I've written before about corporate media hubris, its practitioners' fantasy that their job is to instruct the public in what they consider the correct direction, and their outrage when the rabble doesn't go along with them.  Why does Hasan think that "the media," bad as they are, are responsible for this state of affairs, or that they could fix it?  The corporate media have been pushing corporate propaganda for many years, yet voters reject that propaganda on issues like taxes, health,care, education, "wokeness," etc. The most liberal media outlets were sure there'd be a Red Wave last November, and they were very disappointed when it didn't happen.  They also were sure the US economy would go into recession, and there too their hopes have been frustrated. Does Hasan despise the voters who voted down anti-abortion initiatives, or those in Ohio who rejected a GOP attempt to make it harder to amend the State Constitution? The same media boosted Donald Trump but he lost the popular vote both times. (It was the anti-democratic Electoral College, meant to keep elections in the hands of elites, that gave him the presidency in 2016.)  The fascinating thing about this multibillion-dollar industry is that it is largely irrelevant.  How can the news media instruct the public in the first place when so much of their information is skewed at best, wrong at worst?

The best argument against elitism is a five-minute conversation with an elitist.
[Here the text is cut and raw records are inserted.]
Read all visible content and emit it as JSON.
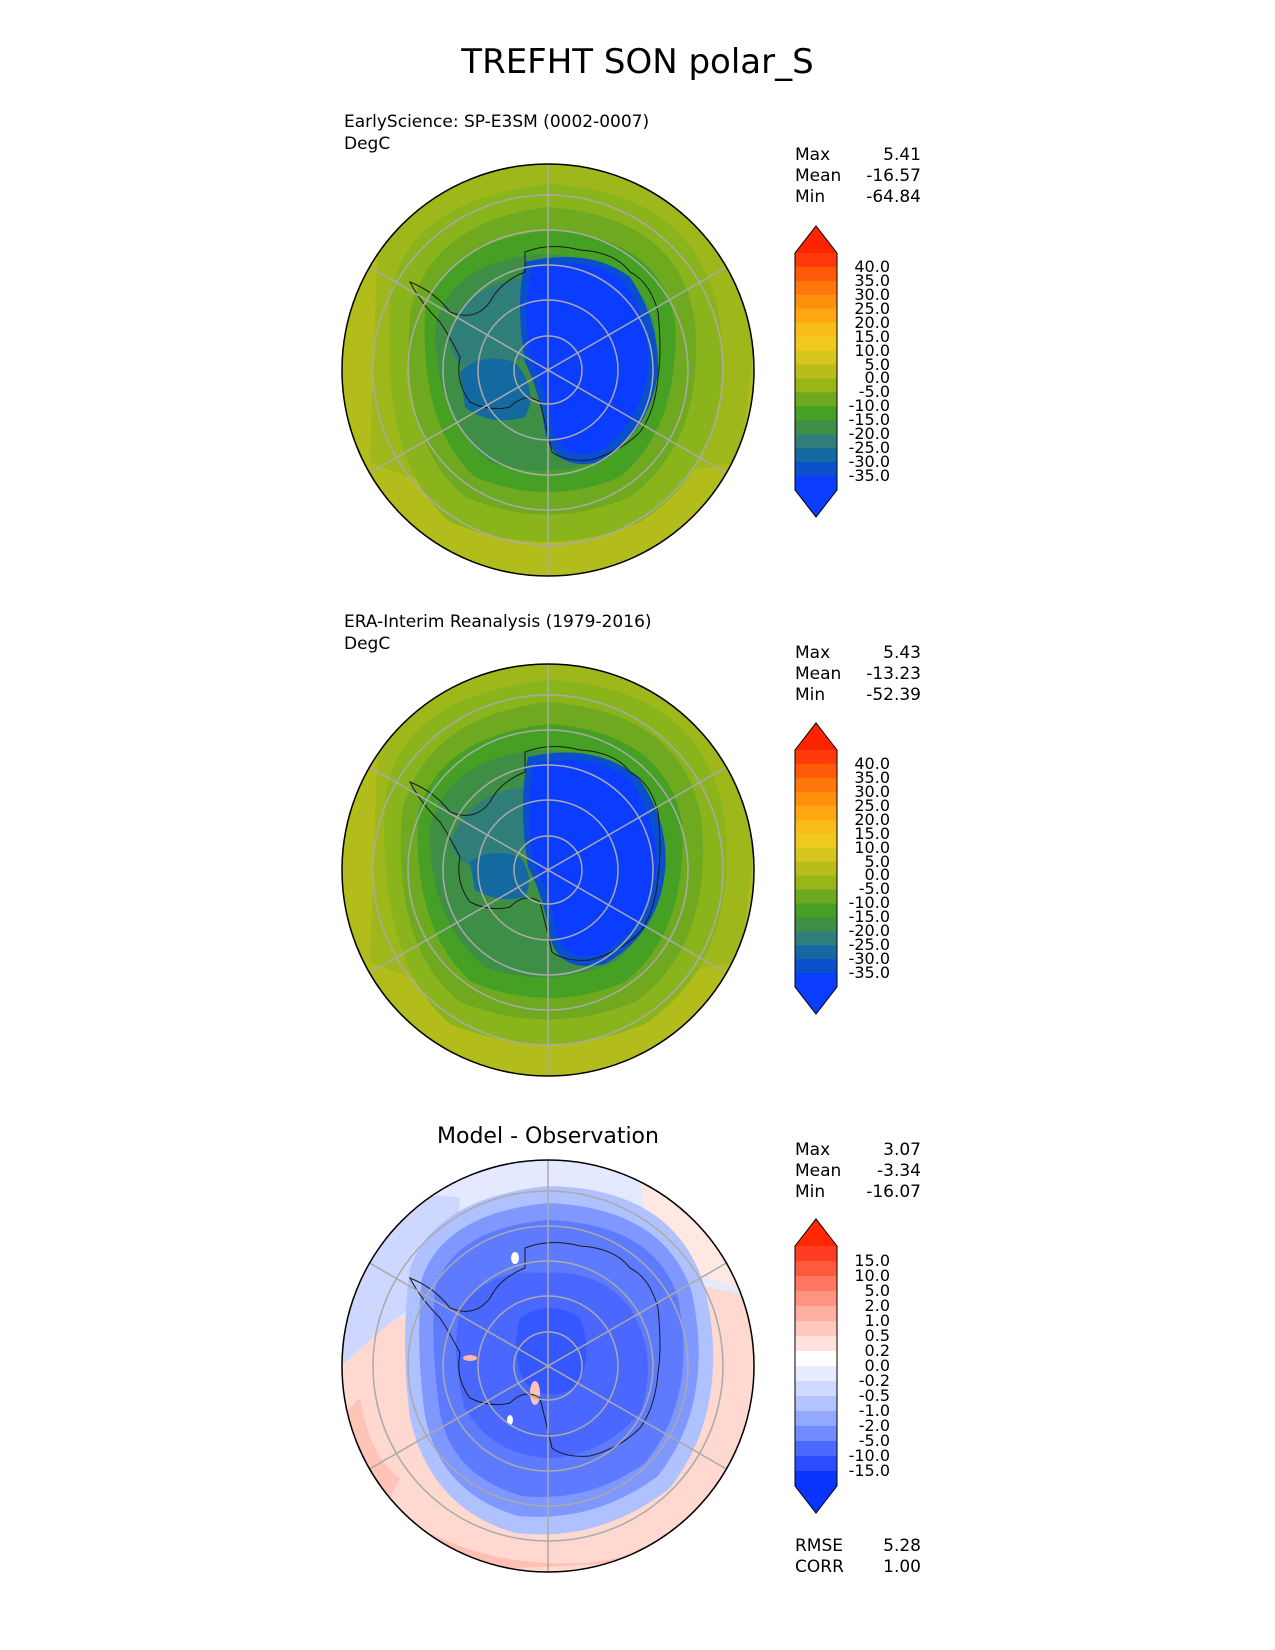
{
  "figure": {
    "title": "TREFHT SON polar_S"
  },
  "panels": [
    {
      "id": "model",
      "title": "EarlyScience: SP-E3SM (0002-0007)",
      "units": "DegC",
      "stats": [
        {
          "label": "Max",
          "value": "5.41"
        },
        {
          "label": "Mean",
          "value": "-16.57"
        },
        {
          "label": "Min",
          "value": "-64.84"
        }
      ],
      "colorbar": {
        "ticks": [
          "40.0",
          "35.0",
          "30.0",
          "25.0",
          "20.0",
          "15.0",
          "10.0",
          "5.0",
          "0.0",
          "-5.0",
          "-10.0",
          "-15.0",
          "-20.0",
          "-25.0",
          "-30.0",
          "-35.0"
        ],
        "colors": [
          "#ff3a0a",
          "#ff5a0a",
          "#ff760a",
          "#ff900c",
          "#ffa612",
          "#f9bb18",
          "#f0c81e",
          "#d8c51e",
          "#b8bd1c",
          "#98b61a",
          "#6ea920",
          "#46a024",
          "#3e8e46",
          "#2f7e7a",
          "#146aa0",
          "#0a4fcc",
          "#0a3dff"
        ],
        "extend_top_color": "#ff2400",
        "extend_bottom_color": "#0a3dff"
      }
    },
    {
      "id": "obs",
      "title": "ERA-Interim Reanalysis (1979-2016)",
      "units": "DegC",
      "stats": [
        {
          "label": "Max",
          "value": "5.43"
        },
        {
          "label": "Mean",
          "value": "-13.23"
        },
        {
          "label": "Min",
          "value": "-52.39"
        }
      ],
      "colorbar": {
        "ticks": [
          "40.0",
          "35.0",
          "30.0",
          "25.0",
          "20.0",
          "15.0",
          "10.0",
          "5.0",
          "0.0",
          "-5.0",
          "-10.0",
          "-15.0",
          "-20.0",
          "-25.0",
          "-30.0",
          "-35.0"
        ],
        "colors": [
          "#ff3a0a",
          "#ff5a0a",
          "#ff760a",
          "#ff900c",
          "#ffa612",
          "#f9bb18",
          "#f0c81e",
          "#d8c51e",
          "#b8bd1c",
          "#98b61a",
          "#6ea920",
          "#46a024",
          "#3e8e46",
          "#2f7e7a",
          "#146aa0",
          "#0a4fcc",
          "#0a3dff"
        ],
        "extend_top_color": "#ff2400",
        "extend_bottom_color": "#0a3dff"
      }
    },
    {
      "id": "diff",
      "title": "Model - Observation",
      "stats": [
        {
          "label": "Max",
          "value": "3.07"
        },
        {
          "label": "Mean",
          "value": "-3.34"
        },
        {
          "label": "Min",
          "value": "-16.07"
        }
      ],
      "extra_stats": [
        {
          "label": "RMSE",
          "value": "5.28"
        },
        {
          "label": "CORR",
          "value": "1.00"
        }
      ],
      "colorbar": {
        "ticks": [
          "15.0",
          "10.0",
          "5.0",
          "2.0",
          "1.0",
          "0.5",
          "0.2",
          "0.0",
          "-0.2",
          "-0.5",
          "-1.0",
          "-2.0",
          "-5.0",
          "-10.0",
          "-15.0"
        ],
        "colors": [
          "#ff3d24",
          "#ff5a3e",
          "#ff7760",
          "#ff9480",
          "#ffb0a2",
          "#ffc9c0",
          "#ffe2dc",
          "#ffffff",
          "#e8ecff",
          "#d0d9ff",
          "#b4c4ff",
          "#93a9ff",
          "#708cff",
          "#4c6aff",
          "#2a4dff",
          "#0a34ff"
        ],
        "extend_top_color": "#ff2800",
        "extend_bottom_color": "#0a34ff"
      }
    }
  ]
}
P.S. One major reason I've been inactive the past couple of months is that my eight-year-old laptop had slowed down to the point where it was almost unusable: it would freeze for several minutes, and I didn't have the patience to try to write anything more than brief social media posts.  I found a good replacement online, and after a few days transferring files to it from the old one I'm slowly getting used to having a working computer again.  I hope to get back to work here, I have a lot to say.